Desa adat Bambang, Kecamatan Tembuku, Kabupaten Bangli menjadi lebih dikenal masyarakat luas di Bali dengan hadirnya seorang seniman tabuh gender bernama  I Dewa Gede Negara.  I Gede Dewa Negara yang lahir, besar dan hingga kini tinggal di desa tersebut bersama istrinya, Made Tirta, sampai saat ini masih aktif dalam kegiatan kesenian, khususnya seni tabuh gender, dan kegiatan pertukangan serta bertani. Usia nya yang sudah 80 tahunan sepertinya tidak berhasil mengurangi semangat hidup I Gede Dewa Negara. Anaknya yang berjumlah 5 (lima) orang sedari kecil sudah terbiasa dengan kegiatan kesenian sang ayah, bahkan beberapa anaknya juga terbiasa terlibat dalam kegiatan tersebut dan 3 orang diantaranya saat ini telah turut melestarikan budaya Bali yaitu I Dewa Gede Darmawan (undagi/pembuat pengusung jenazah), I Dewa Gede Darmayasa (seni tabuh) dan Dewa Ketut Kadiri (seni ukir).
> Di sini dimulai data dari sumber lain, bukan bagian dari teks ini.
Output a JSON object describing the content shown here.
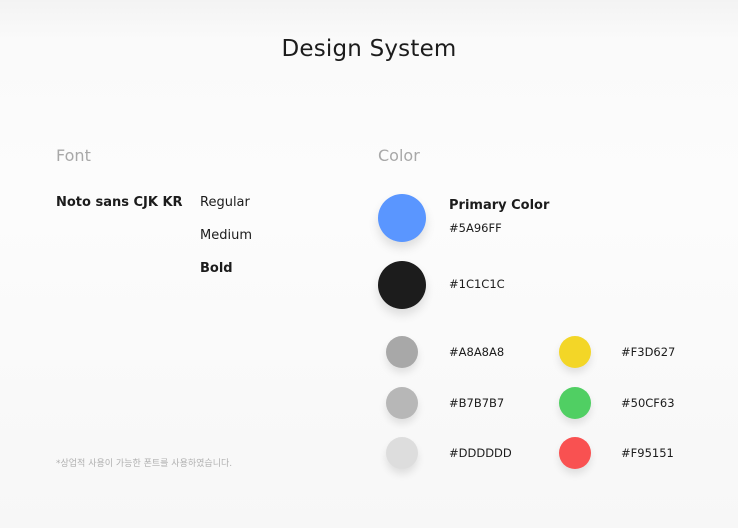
{
  "title": "Design System",
  "font": {
    "heading": "Font",
    "family": "Noto sans CJK KR",
    "weights": [
      "Regular",
      "Medium",
      "Bold"
    ],
    "note": "*상업적 사용이 가능한 폰트를 사용하였습니다."
  },
  "color": {
    "heading": "Color",
    "primary": {
      "name": "Primary Color",
      "hex": "#5A96FF"
    },
    "dark": {
      "hex": "#1C1C1C"
    },
    "grays": [
      {
        "hex": "#A8A8A8"
      },
      {
        "hex": "#B7B7B7"
      },
      {
        "hex": "#DDDDDD"
      }
    ],
    "accents": [
      {
        "hex": "#F3D627"
      },
      {
        "hex": "#50CF63"
      },
      {
        "hex": "#F95151"
      }
    ]
  }
}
Mengaku tak bisa lepas dari kehidupan adat Bali, sejak muda I Gede Dewa Negara selalu terlibat dalam aktivitas adat dan keagamaan di daerahnya. Keterlibatan yang awalnya sebagai peserta upacara atau penonton pertunjukkan seni, menumbuhkan kecintaannya pada adat istiadat leluhur. Lebih jauh lagi, tertanam dalam benak I Gede Dewa Negara muda untuk ikut serta dalam melestarikan adat istiadat leluhurnya. Hal itulah yang mendorongnya untuk mulai mempelajari tabuh gender sejak usia 10 tahun dengan arahan dari I Wayan Tilar (Bangli) yang membimbingnya selama 5 tahun, kemudian dilanjutkan dibawah bimbingan I Dewa Ketut Tingguh (Gianyar). Setelah menguasai tabuh gender, I Gede Dewa Negara kemudian bergabung dengan sekha wayang wong dan menjadi pengiring setiap pementasan wayang kulit yang dibawakan oleh I Made Wenten (almarhum).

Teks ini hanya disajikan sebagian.